As for her acting differently, she could be insecure around her friends.
>>16925298
I've asked her out on a date twice and she had work both days. I'm waiting for her to make a move
just sit on her table you massive pansy. you already know you like each other.
>>16925264
Depends on how you act towards her. Do you go out of your way to talk to her? Usually when I find a girl that I like (and I know for a fact that she has feelings for me), then I'll make an effort to meet her places. I'll sit with her at lunch, walk with her to her next class, etc. This is implying, of course, that you see her during the day enough to do these things
>>16925469
It sounds like you're reaching that FUBAR stage in which you don't really reach the friend zone and you don't start a relationship with her either.

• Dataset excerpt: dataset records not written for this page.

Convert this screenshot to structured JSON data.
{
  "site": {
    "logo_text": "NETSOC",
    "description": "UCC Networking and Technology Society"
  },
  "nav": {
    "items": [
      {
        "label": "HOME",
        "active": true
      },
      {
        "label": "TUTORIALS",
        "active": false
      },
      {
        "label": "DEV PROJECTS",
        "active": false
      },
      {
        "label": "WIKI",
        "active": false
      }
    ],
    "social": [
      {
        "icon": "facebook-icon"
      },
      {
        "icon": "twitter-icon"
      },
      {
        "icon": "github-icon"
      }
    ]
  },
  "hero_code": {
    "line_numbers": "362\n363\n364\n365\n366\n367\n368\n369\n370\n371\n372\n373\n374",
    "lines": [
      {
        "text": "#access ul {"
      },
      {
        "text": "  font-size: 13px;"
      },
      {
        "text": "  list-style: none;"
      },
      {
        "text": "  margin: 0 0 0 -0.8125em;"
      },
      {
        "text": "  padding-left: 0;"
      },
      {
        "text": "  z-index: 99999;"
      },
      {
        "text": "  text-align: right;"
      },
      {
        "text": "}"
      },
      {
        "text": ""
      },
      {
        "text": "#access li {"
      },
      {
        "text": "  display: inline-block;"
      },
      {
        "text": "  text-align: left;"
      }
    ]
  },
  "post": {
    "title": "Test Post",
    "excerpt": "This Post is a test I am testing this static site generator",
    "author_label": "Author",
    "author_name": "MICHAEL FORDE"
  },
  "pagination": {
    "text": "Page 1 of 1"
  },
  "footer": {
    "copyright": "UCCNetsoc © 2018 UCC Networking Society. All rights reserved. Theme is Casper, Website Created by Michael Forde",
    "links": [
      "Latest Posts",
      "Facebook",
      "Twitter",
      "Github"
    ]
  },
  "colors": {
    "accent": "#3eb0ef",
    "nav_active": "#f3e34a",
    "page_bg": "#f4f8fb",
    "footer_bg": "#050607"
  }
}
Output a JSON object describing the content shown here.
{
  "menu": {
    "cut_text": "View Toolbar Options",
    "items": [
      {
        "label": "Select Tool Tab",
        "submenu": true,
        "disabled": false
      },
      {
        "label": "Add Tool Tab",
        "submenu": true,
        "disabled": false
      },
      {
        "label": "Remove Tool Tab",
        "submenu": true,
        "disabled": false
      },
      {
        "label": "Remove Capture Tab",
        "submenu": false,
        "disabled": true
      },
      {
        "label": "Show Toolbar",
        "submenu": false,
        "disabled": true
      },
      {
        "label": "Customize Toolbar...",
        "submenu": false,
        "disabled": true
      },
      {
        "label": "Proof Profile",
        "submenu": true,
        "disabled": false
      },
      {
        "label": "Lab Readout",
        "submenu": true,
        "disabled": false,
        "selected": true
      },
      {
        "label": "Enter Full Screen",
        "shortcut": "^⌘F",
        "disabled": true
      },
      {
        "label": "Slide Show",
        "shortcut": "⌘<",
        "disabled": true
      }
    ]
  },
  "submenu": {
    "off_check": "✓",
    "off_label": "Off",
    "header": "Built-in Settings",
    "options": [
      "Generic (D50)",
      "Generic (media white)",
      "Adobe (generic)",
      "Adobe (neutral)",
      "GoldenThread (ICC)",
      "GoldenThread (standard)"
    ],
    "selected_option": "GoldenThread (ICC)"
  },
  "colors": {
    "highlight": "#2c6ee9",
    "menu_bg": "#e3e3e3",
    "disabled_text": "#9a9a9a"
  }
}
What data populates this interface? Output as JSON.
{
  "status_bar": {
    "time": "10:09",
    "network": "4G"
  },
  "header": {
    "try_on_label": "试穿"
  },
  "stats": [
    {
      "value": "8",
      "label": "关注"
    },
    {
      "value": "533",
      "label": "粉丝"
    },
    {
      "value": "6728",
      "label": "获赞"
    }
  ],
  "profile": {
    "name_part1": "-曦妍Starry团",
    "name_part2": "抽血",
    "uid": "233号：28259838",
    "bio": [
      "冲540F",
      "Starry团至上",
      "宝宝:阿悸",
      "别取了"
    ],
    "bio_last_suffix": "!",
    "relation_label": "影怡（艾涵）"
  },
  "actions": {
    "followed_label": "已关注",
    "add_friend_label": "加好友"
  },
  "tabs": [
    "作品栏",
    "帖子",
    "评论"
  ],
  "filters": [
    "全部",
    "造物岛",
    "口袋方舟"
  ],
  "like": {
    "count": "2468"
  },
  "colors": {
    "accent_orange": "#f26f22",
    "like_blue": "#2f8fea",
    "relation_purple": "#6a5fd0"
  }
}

The longer you wait to take action and break this trend, the harder it will be to do so. Do something that you consider to be a little rash, like asking her on a date or something.
>>16925406
If she's been acting distant toward you, then it's unlikely she's going to make a move. If that's the case, you have nothing to lose from asking her out again.
Keep in mind that your time and energy are worth something too. If things don't turn out well the third time you ask her out, move on and forget about her.